Il merito, si disse Ciel, doveva essere di Tanaka.

Il vecchio steward era stato il maggiordomo di suo padre e, nonostante l'età avanzata, continuava ad essere vigile sia nel corpo che nella mente. In più, era avvolto da un alone di autorevolezza meno terrificante di quello di Sebastian, ma altrettanto efficace. Non doveva aver faticato molto a tenere in riga Finnian, Bardroy e Mey Rin.

Un sorriso divertito gli stirò le labbra. « Finalmente a casa. » commentò. « Non ne potevo più di quella camera d'albergo. »

« Vi sono mancati i vostri compiti, mio giovane Lord? » chiese Sebastian, mentre Tanaka li precedeva in casa. Il suo volto era il ritratto dell'innocenza, ma il Conte, ormai, lo associava a un fuoco di fila di incombenze alle quali non sarebbe riuscito a sfuggire.

« Per niente. » rispose. Salì i gradini della grande villa a testa alta e varcò il portone senza altro cenno di gioia sul viso che un lieve tremore delle labbra.

La servitù, schierata ai due lati del corridoio, ruppe i ranghi non appena le porte si richiusero alle spalle del maggiordomo.

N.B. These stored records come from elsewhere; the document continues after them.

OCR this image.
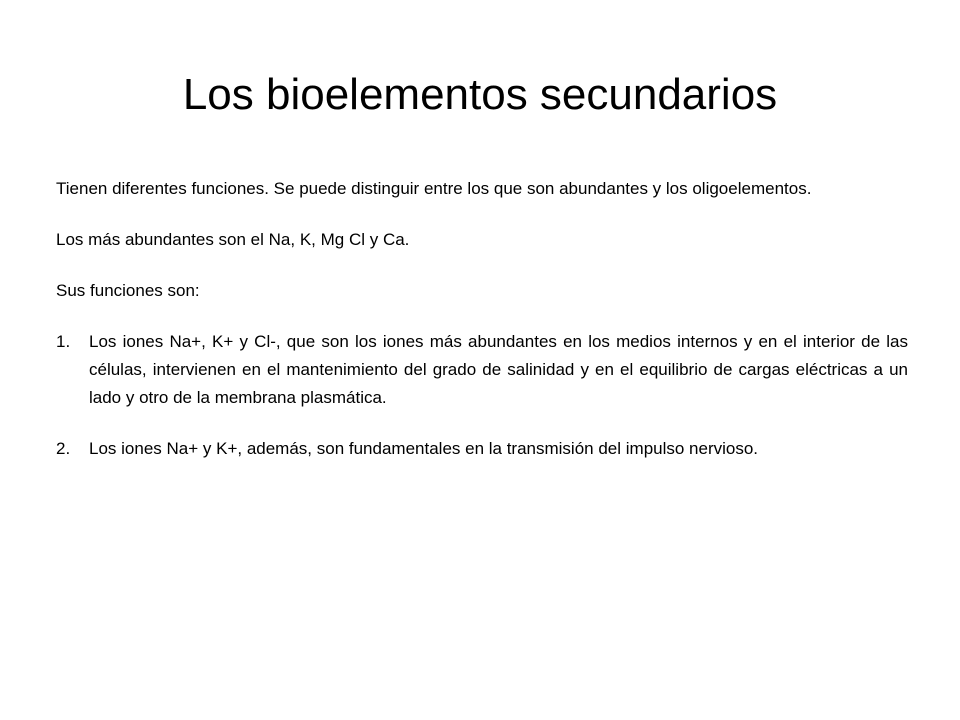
Los bioelementos secundarios

Tienen diferentes funciones. Se puede distinguir entre los que son abundantes y los oligoelementos.

Los más abundantes son el Na, K, Mg Cl y Ca.

Sus funciones son:

1.	Los iones Na+, K+ y Cl-, que son los iones más abundantes en los medios internos y en el interior de las células, intervienen en el mantenimiento del grado de salinidad y en el equilibrio de cargas eléctricas a un lado y otro de la membrana plasmática.
2.	Los iones Na+ y K+, además, son fundamentales en la transmisión del impulso nervioso.
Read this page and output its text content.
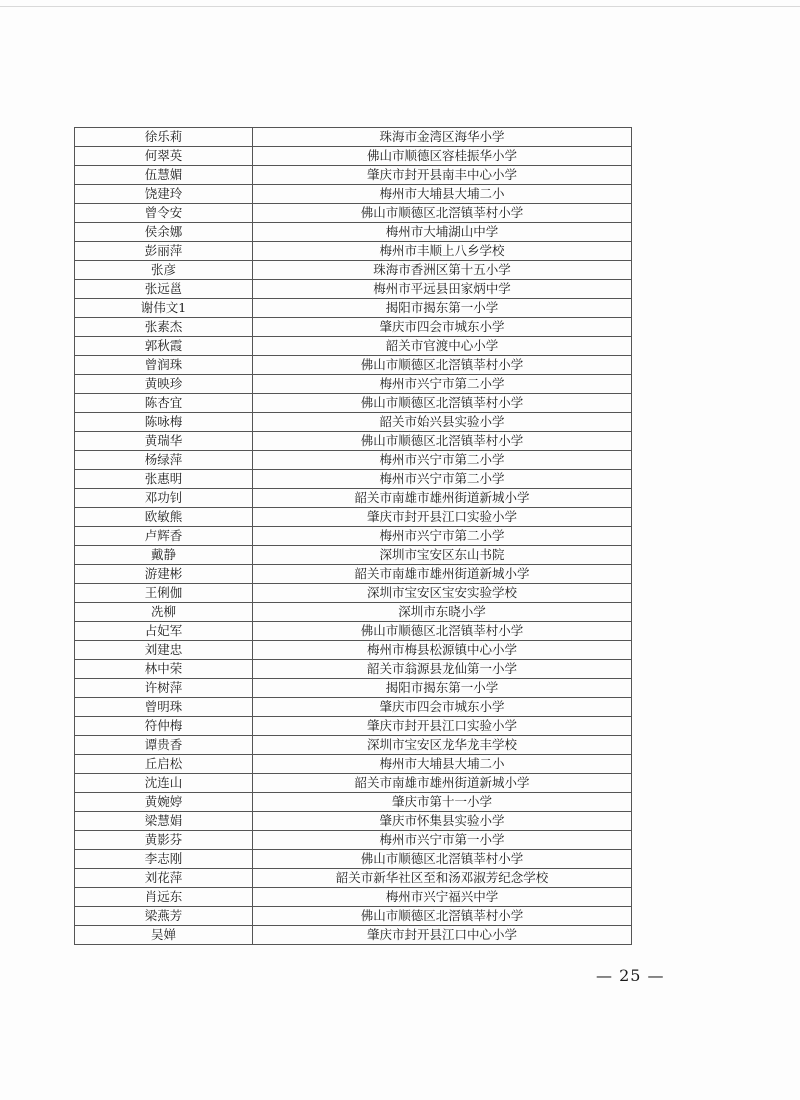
徐乐莉	珠海市金湾区海华小学
何翠英	佛山市顺德区容桂振华小学
伍慧媚	肇庆市封开县南丰中心小学
饶建玲	梅州市大埔县大埔二小
曾令安	佛山市顺德区北滘镇莘村小学
侯余娜	梅州市大埔湖山中学
彭丽萍	梅州市丰顺上八乡学校
张彦	珠海市香洲区第十五小学
张远邕	梅州市平远县田家炳中学
谢伟文1	揭阳市揭东第一小学
张素杰	肇庆市四会市城东小学
郭秋霞	韶关市官渡中心小学
曾润珠	佛山市顺德区北滘镇莘村小学
黄映珍	梅州市兴宁市第二小学
陈杏宜	佛山市顺德区北滘镇莘村小学
陈咏梅	韶关市始兴县实验小学
黄瑞华	佛山市顺德区北滘镇莘村小学
杨绿萍	梅州市兴宁市第二小学
张惠明	梅州市兴宁市第二小学
邓功钊	韶关市南雄市雄州街道新城小学
欧敏熊	肇庆市封开县江口实验小学
卢辉香	梅州市兴宁市第二小学
戴静	深圳市宝安区东山书院
游建彬	韶关市南雄市雄州街道新城小学
王俐伽	深圳市宝安区宝安实验学校
冼柳	深圳市东晓小学
占妃军	佛山市顺德区北滘镇莘村小学
刘建忠	梅州市梅县松源镇中心小学
林中荣	韶关市翁源县龙仙第一小学
许树萍	揭阳市揭东第一小学
曾明珠	肇庆市四会市城东小学
符仲梅	肇庆市封开县江口实验小学
谭贵香	深圳市宝安区龙华龙丰学校
丘启松	梅州市大埔县大埔二小
沈连山	韶关市南雄市雄州街道新城小学
黄婉婷	肇庆市第十一小学
梁慧娟	肇庆市怀集县实验小学
黄影芬	梅州市兴宁市第一小学
李志刚	佛山市顺德区北滘镇莘村小学
刘花萍	韶关市新华社区至和汤邓淑芳纪念学校
肖远东	梅州市兴宁福兴中学
梁燕芳	佛山市顺德区北滘镇莘村小学
吴婵	肇庆市封开县江口中心小学
— 25 —
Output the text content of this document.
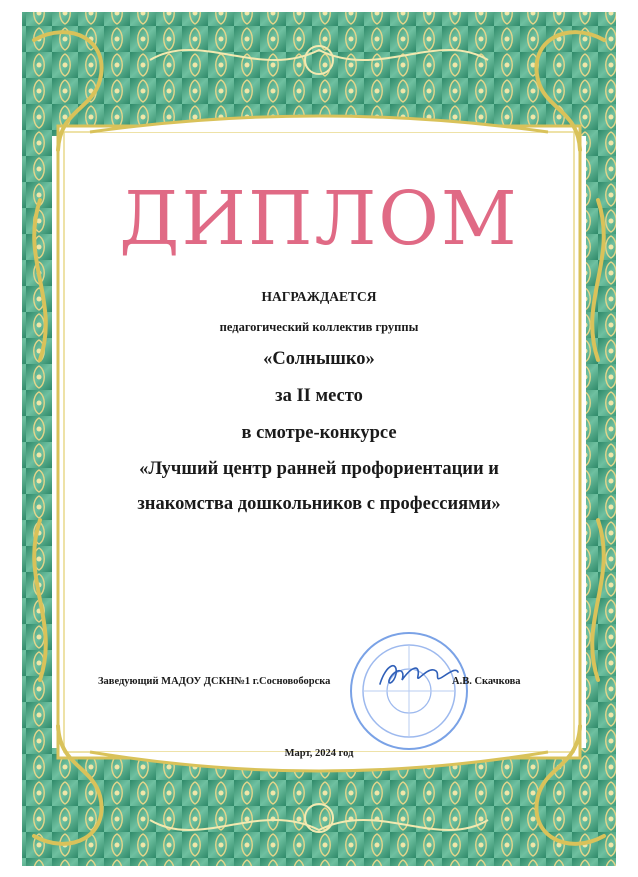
ДИПЛОМ
НАГРАЖДАЕТСЯ
педагогический коллектив группы
«Солнышко»
за II место
в смотре-конкурсе
«Лучший центр ранней профориентации и
знакомства дошкольников с профессиями»
Заведующий МАДОУ ДСКН№1 г.Сосновоборска	А.В. Скачкова
Март, 2024 год
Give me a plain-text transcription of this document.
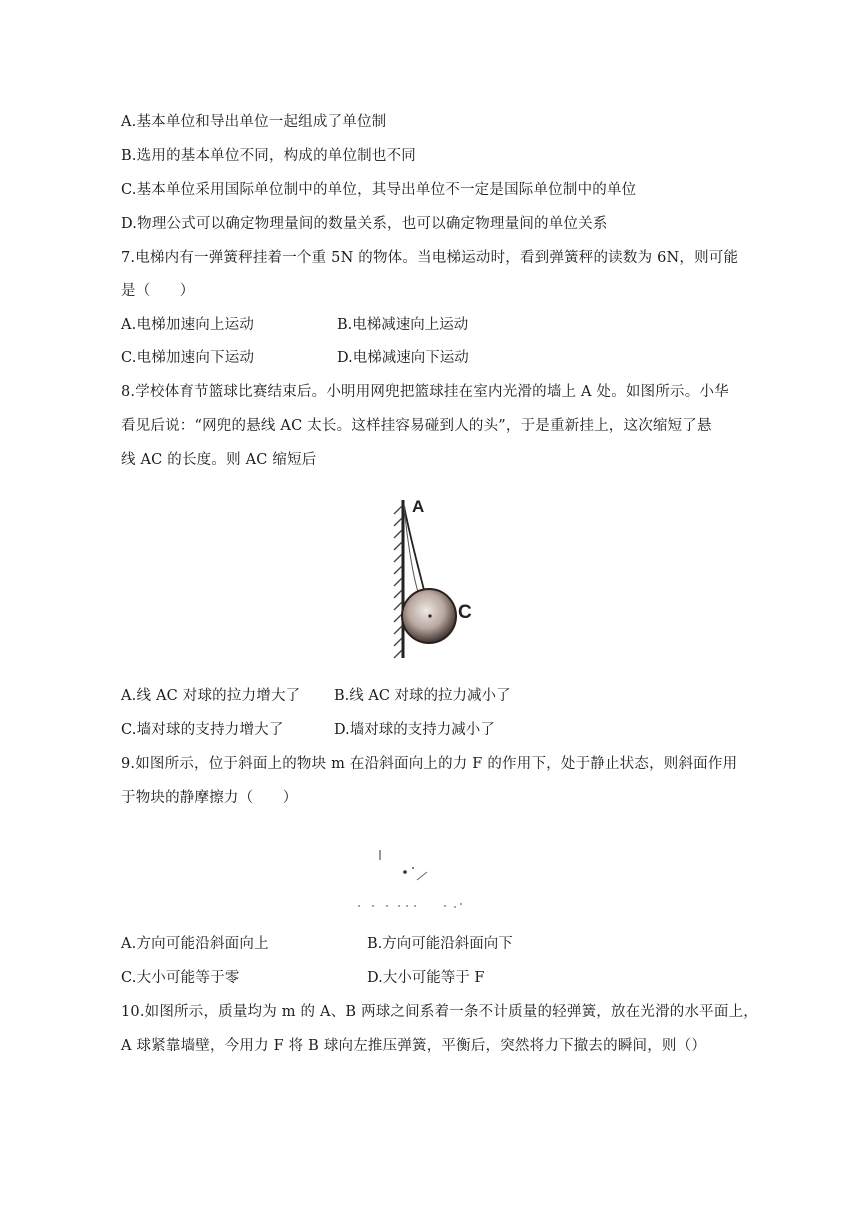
A.基本单位和导出单位一起组成了单位制
B.选用的基本单位不同，构成的单位制也不同
C.基本单位采用国际单位制中的单位，其导出单位不一定是国际单位制中的单位
D.物理公式可以确定物理量间的数量关系，也可以确定物理量间的单位关系
7.电梯内有一弹簧秤挂着一个重 5N 的物体。当电梯运动时，看到弹簧秤的读数为 6N，则可能
是（　　）
A.电梯加速向上运动	B.电梯减速向上运动
C.电梯加速向下运动	D.电梯减速向下运动
8.学校体育节篮球比赛结束后。小明用网兜把篮球挂在室内光滑的墙上 A 处。如图所示。小华
看见后说：“网兜的悬线 AC 太长。这样挂容易碰到人的头”，于是重新挂上，这次缩短了悬
线 AC 的长度。则 AC 缩短后
A
C
A.线 AC 对球的拉力增大了 B.线 AC 对球的拉力减小了
C.墙对球的支持力增大了	D.墙对球的支持力减小了
9.如图所示，位于斜面上的物块 m 在沿斜面向上的力 F 的作用下，处于静止状态，则斜面作用
于物块的静摩擦力（　　）
A.方向可能沿斜面向上	B.方向可能沿斜面向下
C.大小可能等于零	D.大小可能等于 F
10.如图所示，质量均为 m 的 A、B 两球之间系着一条不计质量的轻弹簧，放在光滑的水平面上，
A 球紧靠墙壁，今用力 F 将 B 球向左推压弹簧，平衡后，突然将力下撤去的瞬间，则（）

Se non fosse stato per il suo sguardo imperioso, sarebbero saltati addosso a entrambi, ma il ritorno del gatto aveva messo fine alle danze dei topi.

« Sebastian, mi ritiro nelle mie stanze. Chiamami solo per la cena. »

« Temo che ciò non sia possibile, padroncino. » lo fermò il demone. « Ci sono dei documenti urgenti che dovete controllare ad attendervi nel vostro studio e dovete stendere il rapporto da consegnare alla regina. »

Il ragazzo sbuffò. « Dannazione. » borbottò tra i denti. « Portami del tè, allora. » Lasciò il demone a ripristinare la routine della casa e raggiunse lo studio.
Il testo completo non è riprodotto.